Hoje, segundo dados oficiais, o chamado Eixo Norte transporta 16,4 m3/s para o Ceará, Paraíba e Rio Grande do Norte e o Eixo Leste 10,00 m3/s para a Paraíba e Pernambuco. É bom lembrar que foram projetados para transportar 127 m3/s no total. Como dizíamos no início das obras, “vão projetar um canhão para matar um mosquito”.
Hoje 98% das obras já estariam concluídas e teriam sido gastos 14 bilhões de reais, quando foi projetado o custo inicial de cinco bilhões de reais. Esse dinheiro é insignificante para um orçamento brasileiro da ordem cinco trilhões de reais para 2023, caso visasse mesmo resolver os problemas básicos das populações mais necessitadas do Semiárido, isto é, a população rural difusa.
Ainda hoje o problema institucional-administrativo da obra apresenta desafios não solucionados. O custo anual para a manutenção da obra para o ano de 2023 está estimado em 274 milhões de reais, mas os Estados receptores ainda não aceitaram assinar os termos de compromisso com o governo federal. Enfim, chegou a hora de alguém pagar a conta.
Estamos atravessando alguns anos de chuvas abundantes no vale do São Francisco, mas a projeção climatológica para os próximos anos é de intensificação do El Niño. Para a região significa ondas maiores de calor, diminuição no regime das chuvas, portanto, período de deplecionamento das águas do São Francisco.
É nesses momentos que situação do rio mostra toda sua fragilidade, ou como diz o ditado popular, mostra sua cara. É um ciclo natural, mas que agora se agrava pela situação degradada do São Francisco e pelas mudanças climáticas.
A região Semiárida mudou muito nos últimos anos, pautada pela iniciativa da sociedade civil no Paradigma da Convivência com o Semiárido, tendo a captação da água de chuva em pequenos reservatórios para abastecer as necessidades básicas das famílias como sua prioridade.
Várias políticas públicas da era Lula-Dilma também impactaram positivamente a vida das populações. Foram construídas mais de um milhão de cisternas de captação de água de chuva para abastecer cada família no local que ela estiver, além de mais 200 mil replicações de outras tecnologias sociais destinadas à captação da água de chuva para a finalidade de produção agrícola e dessedentação dos animais.
Essas iniciativas, também apoiadas pelos governos Lula e Dilma, é que fizeram a diferença para a vida real do povo difuso pelo semiárido, ela que estava como a grande vítima das secas na arte de Luiz Gonzaga, Graciliano Ramos, Cândido Portinari, João Cabral de Melo Neto e tantos outros renomados artistas brasileiros da região Nordeste. Não há mais a fome e a sede de antigamente, já não há migrações intensas para o Sul e Sudeste, já não se fala mais em saques e a mortalidade infantil por fome e sede hoje está em 16 por mil, isto é, muito próxima dos padrões internacionais aceitos pela ONU.

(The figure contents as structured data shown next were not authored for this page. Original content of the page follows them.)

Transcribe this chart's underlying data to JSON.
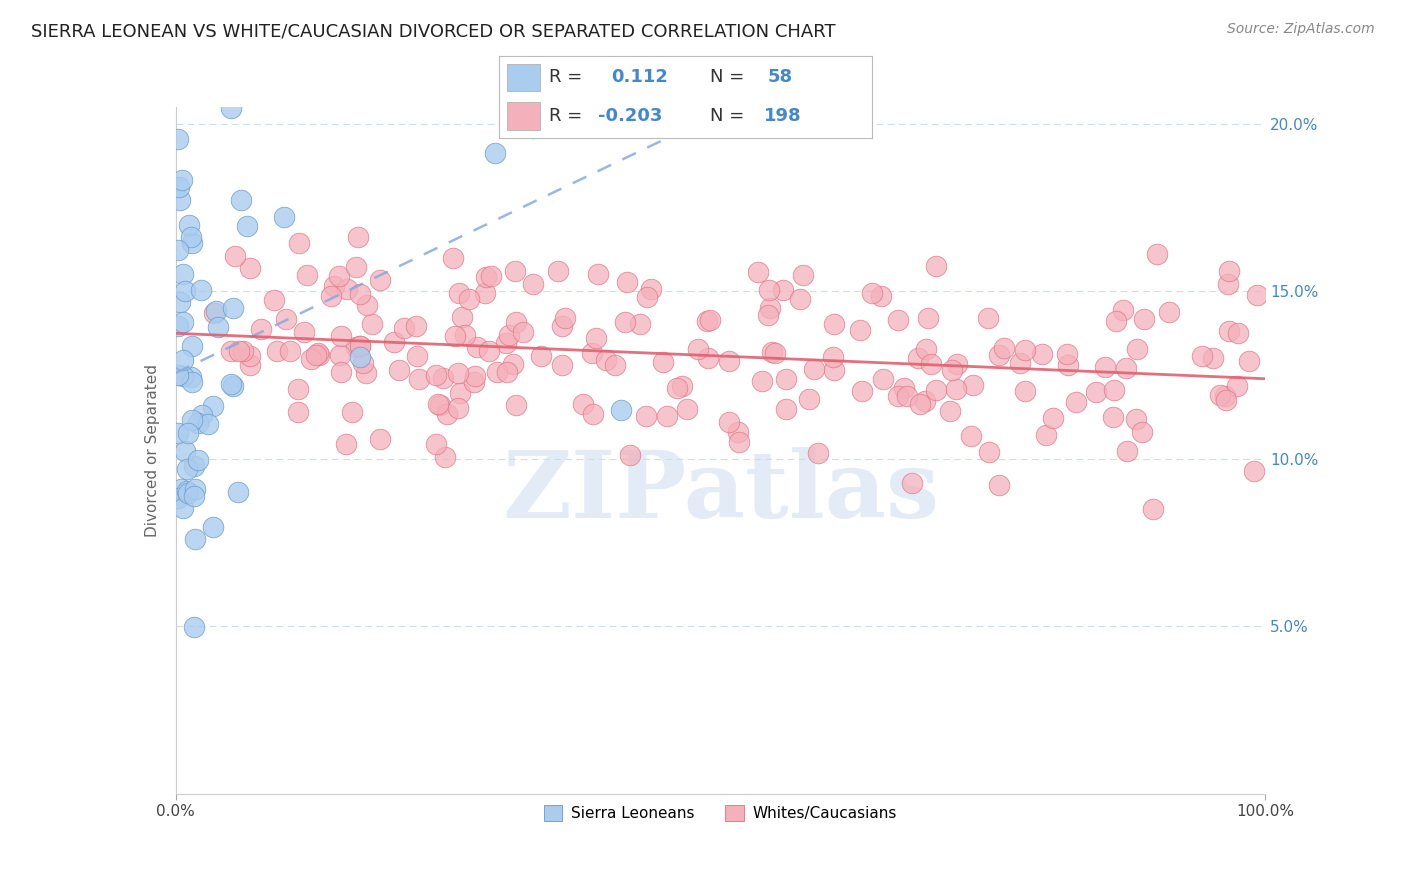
{
  "title": "SIERRA LEONEAN VS WHITE/CAUCASIAN DIVORCED OR SEPARATED CORRELATION CHART",
  "source_text": "Source: ZipAtlas.com",
  "ylabel": "Divorced or Separated",
  "watermark": "ZIPatlas",
  "legend_label_1": "Sierra Leoneans",
  "legend_label_2": "Whites/Caucasians",
  "r1": 0.112,
  "n1": 58,
  "r2": -0.203,
  "n2": 198,
  "color_blue_fill": "#aaccee",
  "color_blue_edge": "#6699cc",
  "color_pink_fill": "#f4b0bb",
  "color_pink_edge": "#e07080",
  "color_blue_trend": "#88aadd",
  "color_pink_trend": "#e06070",
  "xlim": [
    0.0,
    1.0
  ],
  "ylim": [
    0.0,
    0.205
  ],
  "yticks": [
    0.05,
    0.1,
    0.15,
    0.2
  ],
  "ytick_labels": [
    "5.0%",
    "10.0%",
    "15.0%",
    "20.0%"
  ],
  "title_fontsize": 13,
  "axis_label_fontsize": 11,
  "tick_fontsize": 11,
  "watermark_fontsize": 68,
  "source_fontsize": 10,
  "legend_entry_fontsize": 13,
  "bg_color": "#ffffff",
  "grid_color": "#ccddee",
  "tick_color": "#4488cc"
}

Entretanto, o Estado Brasileiro continua com uma dívida profunda com o rio São Francisco e a população do Semiárido, isto é, a revitalização da bacia do São Francisco nunca veio e, se veio, ninguém consegue ver. Mesmo obras fundamentais de saneamento básico – a moeda de troca oferecida a troco da Transposição à população do São Francisco – continua inconclusa na maior parte dos municípios.
Porém, uma profunda revitalização exige uma moratória nas grandes obras, recomposição florestal em toda a bacia, proteção das áreas de recarga dos aquíferos Urucuia e Bambuí, a demarcação dos territórios indígenas, quilombolas e comunidades tradicionais, descomissionamento das barragens de rejeito ao longo do vale, na forma como propõe a Articulação Popular São Francisco Vivo.
No município de Remanso-BA, por exemplo, três adutoras para abastecer 28 comunidades estão inconclusas até hoje, mesmo tendo 95% das obras já concluídas. Abastecer a população ribeirinha do São Francisco era um dos compromissos do governo Lula quando das negociações, fruto do embate com a sociedade civil para evitarmos a Transposição naqueles moldes e aplicar o dinheiro em pequenas e médias adutoras, além de replicar aos milhões as pequenas obras do Paradigma da Convivência com o Semiárido.
Uma nova fronteira que se abre é a batalha pelo reconhecimento dos direitos da natureza, e nesse contexto, pelos direitos do Rio São Francisco. A Articulação Popular São Francisco Vivo começa a pleitear e construir esses direitos.
Sim, avançamos em parte, até mesmo a Transposição cumpre um papel relativo no abastecimento de populações urbanas, mas estamos longe de revitalizar o rio e abastecer de forma mais segura toda a população do Semiárido Brasileiro. Vida que segue, luta que continua.